Ich bin in einem Heim aufgewachsen und habe es da lange niemandem erzählt. Das erste Mal habe ich etwas gesagt, als ich 18 Jahre alt war. Da wurde ich aber nicht ernst genommen. Die Betreuer im Heim dachten, das ist eine Phase. Mit 21 war ich dann an dem Punkt, dass ich so nicht mehr weiterleben wollte. Ich bin mit einem Kasten Bier zu meinem besten Freund und habe ihm alles erzählt. Wir haben dann einen Psychologen gesucht, der sich damit auskennt.

Der Psychologe hat mich direkt mit „Herr Power“ angesprochen, das hat so gutgetan! Seit zweieinhalb Jahren habe ich jetzt meinen neuen Vornamen, mein Umfeld hat das anerkannt. Ich stehe also da und habe das alles geschafft … und wenn dann jemand den alten Namen sagt, das macht alles kaputt. Mir ist es deshalb wichtig, dass sich jeder bemüht und das ernst nimmt. Wenn das der Fall ist und trotzdem mal was Falsches rausrutscht, dann kann ich aber auch mit ihm gemeinsam darüber lachen.

Nervig war immer, dass viele Leute, die ich kennengelernt habe, irgendwie unsicher waren und sich nicht getraut haben, mich darauf anzusprechen. Das habe ich aber immer ganz genau bemerkt. Dann habe ich das selbst angesprochen und kurz zehn Minuten oder so alles erklärt. Es ging mir darum, Unklarheiten zu beseitigen und dann einfach ein normales Gespräch zu führen.

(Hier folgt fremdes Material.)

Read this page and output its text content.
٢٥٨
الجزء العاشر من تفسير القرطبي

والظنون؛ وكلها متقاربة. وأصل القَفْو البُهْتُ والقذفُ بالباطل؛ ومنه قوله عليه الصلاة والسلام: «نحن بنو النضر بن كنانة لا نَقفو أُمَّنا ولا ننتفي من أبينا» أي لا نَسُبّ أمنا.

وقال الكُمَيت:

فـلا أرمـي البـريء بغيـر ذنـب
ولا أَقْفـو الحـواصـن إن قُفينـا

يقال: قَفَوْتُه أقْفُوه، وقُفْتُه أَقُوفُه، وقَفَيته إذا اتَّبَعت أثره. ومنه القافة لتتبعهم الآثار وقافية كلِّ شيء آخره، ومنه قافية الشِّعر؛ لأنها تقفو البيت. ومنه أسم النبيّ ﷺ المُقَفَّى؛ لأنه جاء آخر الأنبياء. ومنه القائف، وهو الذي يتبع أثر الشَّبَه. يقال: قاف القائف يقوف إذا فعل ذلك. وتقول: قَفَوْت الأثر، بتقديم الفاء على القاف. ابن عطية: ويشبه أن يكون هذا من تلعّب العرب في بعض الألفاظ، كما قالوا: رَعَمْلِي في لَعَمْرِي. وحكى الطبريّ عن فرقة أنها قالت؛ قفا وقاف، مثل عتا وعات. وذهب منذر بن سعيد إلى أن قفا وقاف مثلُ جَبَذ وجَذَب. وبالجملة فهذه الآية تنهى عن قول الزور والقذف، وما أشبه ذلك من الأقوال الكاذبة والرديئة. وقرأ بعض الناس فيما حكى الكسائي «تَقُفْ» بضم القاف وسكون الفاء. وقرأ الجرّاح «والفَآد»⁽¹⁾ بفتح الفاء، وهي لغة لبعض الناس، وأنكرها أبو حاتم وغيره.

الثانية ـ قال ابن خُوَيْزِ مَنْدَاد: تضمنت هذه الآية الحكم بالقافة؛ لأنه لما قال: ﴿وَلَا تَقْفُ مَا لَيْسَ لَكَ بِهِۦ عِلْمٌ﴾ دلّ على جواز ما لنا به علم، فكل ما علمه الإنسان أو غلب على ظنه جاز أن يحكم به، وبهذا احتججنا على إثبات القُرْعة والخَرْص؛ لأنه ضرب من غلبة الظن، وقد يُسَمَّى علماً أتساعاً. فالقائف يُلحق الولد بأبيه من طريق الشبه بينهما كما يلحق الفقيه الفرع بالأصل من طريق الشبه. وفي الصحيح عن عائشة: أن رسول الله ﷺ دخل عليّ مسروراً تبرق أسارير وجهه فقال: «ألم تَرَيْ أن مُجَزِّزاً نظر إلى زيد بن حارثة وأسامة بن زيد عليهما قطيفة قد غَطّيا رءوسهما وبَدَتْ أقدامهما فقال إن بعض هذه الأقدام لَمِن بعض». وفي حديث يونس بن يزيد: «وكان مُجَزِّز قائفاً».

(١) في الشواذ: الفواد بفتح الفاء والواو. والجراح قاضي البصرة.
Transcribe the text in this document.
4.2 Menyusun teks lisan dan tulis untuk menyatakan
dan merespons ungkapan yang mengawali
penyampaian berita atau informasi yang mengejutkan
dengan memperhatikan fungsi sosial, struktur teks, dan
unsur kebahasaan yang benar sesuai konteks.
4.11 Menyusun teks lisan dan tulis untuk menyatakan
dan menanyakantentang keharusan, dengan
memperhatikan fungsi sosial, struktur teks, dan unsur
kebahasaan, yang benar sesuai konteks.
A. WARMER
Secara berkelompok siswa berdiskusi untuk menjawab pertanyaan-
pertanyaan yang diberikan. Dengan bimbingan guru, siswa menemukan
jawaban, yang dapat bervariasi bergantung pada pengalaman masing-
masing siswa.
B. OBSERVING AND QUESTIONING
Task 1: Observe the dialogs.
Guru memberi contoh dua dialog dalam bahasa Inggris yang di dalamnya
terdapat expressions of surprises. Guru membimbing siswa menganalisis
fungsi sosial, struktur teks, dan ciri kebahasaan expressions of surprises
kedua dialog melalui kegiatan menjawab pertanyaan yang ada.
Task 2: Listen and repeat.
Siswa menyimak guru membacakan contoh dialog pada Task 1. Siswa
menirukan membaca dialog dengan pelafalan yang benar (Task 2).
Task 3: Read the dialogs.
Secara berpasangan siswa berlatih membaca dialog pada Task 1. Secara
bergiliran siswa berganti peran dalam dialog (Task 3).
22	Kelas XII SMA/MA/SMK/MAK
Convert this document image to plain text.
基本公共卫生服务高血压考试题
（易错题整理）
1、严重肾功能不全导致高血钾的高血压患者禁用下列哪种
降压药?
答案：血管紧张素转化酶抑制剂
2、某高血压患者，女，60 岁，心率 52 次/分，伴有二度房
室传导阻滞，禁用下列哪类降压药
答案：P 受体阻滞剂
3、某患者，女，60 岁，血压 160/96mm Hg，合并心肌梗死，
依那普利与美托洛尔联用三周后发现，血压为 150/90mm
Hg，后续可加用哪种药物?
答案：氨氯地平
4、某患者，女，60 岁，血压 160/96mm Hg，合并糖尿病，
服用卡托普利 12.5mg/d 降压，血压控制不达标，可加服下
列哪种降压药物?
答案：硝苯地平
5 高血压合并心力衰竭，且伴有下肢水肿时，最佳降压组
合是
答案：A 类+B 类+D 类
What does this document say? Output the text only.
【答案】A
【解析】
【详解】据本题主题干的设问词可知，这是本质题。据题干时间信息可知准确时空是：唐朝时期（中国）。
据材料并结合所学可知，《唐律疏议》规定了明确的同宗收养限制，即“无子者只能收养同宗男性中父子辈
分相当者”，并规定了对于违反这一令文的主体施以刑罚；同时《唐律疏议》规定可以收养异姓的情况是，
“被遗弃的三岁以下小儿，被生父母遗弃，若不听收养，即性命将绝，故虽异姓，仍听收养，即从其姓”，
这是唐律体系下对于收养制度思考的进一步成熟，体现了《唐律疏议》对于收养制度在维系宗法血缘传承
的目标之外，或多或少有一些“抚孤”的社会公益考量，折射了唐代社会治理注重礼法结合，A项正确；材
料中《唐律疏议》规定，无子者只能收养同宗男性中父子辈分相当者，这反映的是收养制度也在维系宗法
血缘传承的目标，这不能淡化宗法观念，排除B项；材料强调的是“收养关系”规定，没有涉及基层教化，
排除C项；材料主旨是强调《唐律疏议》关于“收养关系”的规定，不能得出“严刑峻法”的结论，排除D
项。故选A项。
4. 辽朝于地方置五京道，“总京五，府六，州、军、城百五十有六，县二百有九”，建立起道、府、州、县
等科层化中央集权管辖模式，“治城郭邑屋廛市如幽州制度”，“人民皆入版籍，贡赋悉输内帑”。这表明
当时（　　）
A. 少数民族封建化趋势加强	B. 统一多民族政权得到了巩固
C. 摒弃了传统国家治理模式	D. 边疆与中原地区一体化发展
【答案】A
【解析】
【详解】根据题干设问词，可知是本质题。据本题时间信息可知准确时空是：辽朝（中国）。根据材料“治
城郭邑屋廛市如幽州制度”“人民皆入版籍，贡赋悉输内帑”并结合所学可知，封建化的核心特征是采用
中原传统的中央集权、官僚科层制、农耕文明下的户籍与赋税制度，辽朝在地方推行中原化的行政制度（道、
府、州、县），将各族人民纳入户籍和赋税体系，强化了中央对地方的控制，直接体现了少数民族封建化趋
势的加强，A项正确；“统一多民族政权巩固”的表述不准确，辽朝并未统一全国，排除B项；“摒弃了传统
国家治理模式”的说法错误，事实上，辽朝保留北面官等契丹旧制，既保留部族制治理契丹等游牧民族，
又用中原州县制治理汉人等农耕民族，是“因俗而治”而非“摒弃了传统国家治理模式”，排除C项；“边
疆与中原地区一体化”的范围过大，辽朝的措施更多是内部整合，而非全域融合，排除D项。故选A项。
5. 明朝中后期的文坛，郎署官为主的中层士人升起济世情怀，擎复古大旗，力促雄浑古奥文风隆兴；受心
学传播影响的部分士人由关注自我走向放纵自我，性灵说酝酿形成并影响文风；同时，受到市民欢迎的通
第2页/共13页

„Keine intimen Gespräche nach zwei Minuten“

Auf der anderen Seite: Ganz direkte Fragen von Menschen, die ich gerade mal zwei Minuten kenne, sind auch nicht okay. Mit Leuten, die mir nahestehen, rede ich sehr gern zum Beispiel über die Geschlechtsangleichung. Wenn es aber der Kumpel einer Freundin ist, den ich eben auf einer Grillparty kennengelernt habe, dann will ich nicht über so intime Sachen sprechen.

Die bürokratische Prozedur in Deutschland ist schlimm. Die Personenstandsänderung ist wirklich ein riesiger Akt, auch mit den ganzen psychologischen Gutachten, die man dafür braucht. Ich fand mich in der Situation wieder, dass ich mit Testosteron angefangen hatte, aber noch der weibliche Name im Pass stand. Da habe ich mich gefühlt wie ein Zwischenmensch. Ich wusste gar nicht mehr, wie ich mich vorstellen sollte. Da fehlen dir selbst die Worte.